Chickenpox vaccine set to be added to childhood routine jabs

Ellen Fitzpatrick

The chickenpox vaccine is set to be added to the childhood immunisation programme after being declared safe and effective.

The Health Information and Quality Authority (HIQA) made the recommendation today after they were asked to carry out an assessment by the Department of Health.

There are an estimated 58,000 cases of chickenpox every year in Ireland, with one in every 250 cases needing hospitalisation.

Hoping to reduce this, the vaccine rollout could cost the state up to €28m a year.

The report is now set to be sent to the Department of Health and it will be down to the National Immunisation Advisory Committee to examine issues.

If the scheme gets the go-ahead, it will then make a recommendation to the Chief Medical Officer.

The HIQA’s assessment has found that the vaccine is both safe and effective in preventing chickenpox and its complications.

They have also said that adding the vaccine to the childhood immunisation programme is likely to be cost-effective.

While the illness is common and symptoms only appear for a short time, one in three people who have had chickenpox will develop shingles later in life, the Health Technology Assessment (HTA) said.

According to, Dr. Conor Teljeur, HIQA’s Chief Scientist, said: “One dose of the vaccine will reduce severe disease including hospitalisations and overall occurrences. Two doses have the potential to further reduce the number of cases and eliminate chickenpox.”

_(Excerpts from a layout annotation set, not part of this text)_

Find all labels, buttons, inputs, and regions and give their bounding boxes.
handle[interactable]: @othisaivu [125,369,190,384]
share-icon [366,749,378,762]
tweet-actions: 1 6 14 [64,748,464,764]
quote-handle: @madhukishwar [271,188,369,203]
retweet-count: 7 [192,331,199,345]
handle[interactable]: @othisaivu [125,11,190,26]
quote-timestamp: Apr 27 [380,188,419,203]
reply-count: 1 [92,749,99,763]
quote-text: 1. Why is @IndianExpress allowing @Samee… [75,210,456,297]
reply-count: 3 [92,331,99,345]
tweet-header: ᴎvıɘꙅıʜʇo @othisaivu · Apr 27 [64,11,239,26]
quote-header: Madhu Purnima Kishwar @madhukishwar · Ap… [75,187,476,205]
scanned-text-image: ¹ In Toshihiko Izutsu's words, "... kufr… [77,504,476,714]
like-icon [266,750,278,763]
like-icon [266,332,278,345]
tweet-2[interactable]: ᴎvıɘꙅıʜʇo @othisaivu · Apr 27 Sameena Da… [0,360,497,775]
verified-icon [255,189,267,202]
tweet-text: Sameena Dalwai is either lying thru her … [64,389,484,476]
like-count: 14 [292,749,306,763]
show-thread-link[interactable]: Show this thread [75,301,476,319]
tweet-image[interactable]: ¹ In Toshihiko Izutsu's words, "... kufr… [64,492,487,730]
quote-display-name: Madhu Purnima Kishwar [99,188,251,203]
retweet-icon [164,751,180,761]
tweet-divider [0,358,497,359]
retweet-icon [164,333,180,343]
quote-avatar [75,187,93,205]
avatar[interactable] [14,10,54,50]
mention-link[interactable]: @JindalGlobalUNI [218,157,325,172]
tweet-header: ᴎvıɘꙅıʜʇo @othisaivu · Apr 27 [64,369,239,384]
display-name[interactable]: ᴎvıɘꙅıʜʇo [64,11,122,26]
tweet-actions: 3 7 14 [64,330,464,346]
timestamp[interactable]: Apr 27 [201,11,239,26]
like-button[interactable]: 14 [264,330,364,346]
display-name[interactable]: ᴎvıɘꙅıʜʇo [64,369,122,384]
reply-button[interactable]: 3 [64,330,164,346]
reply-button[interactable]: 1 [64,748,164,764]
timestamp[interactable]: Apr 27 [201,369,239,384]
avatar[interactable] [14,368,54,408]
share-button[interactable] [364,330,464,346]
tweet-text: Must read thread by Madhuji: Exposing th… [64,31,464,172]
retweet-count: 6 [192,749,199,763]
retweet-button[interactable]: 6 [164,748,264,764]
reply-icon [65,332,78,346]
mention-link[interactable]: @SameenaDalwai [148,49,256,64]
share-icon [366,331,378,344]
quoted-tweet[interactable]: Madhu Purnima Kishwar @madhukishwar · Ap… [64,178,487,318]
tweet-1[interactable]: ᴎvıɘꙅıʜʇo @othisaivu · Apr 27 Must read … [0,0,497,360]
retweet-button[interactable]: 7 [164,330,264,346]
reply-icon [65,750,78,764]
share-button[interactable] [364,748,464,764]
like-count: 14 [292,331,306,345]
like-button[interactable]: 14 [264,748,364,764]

“We found that vaccination against chickenpox is likely to represent a good use of healthcare resources. When societal costs, such as leave from paid work to care for sick children, are considered, we found that vaccination would be cost-saving.”

“Adding the vaccine to the childhood immunisation schedule would cost between €13m and €28m over the first five years, depending on whether one or two doses are given.”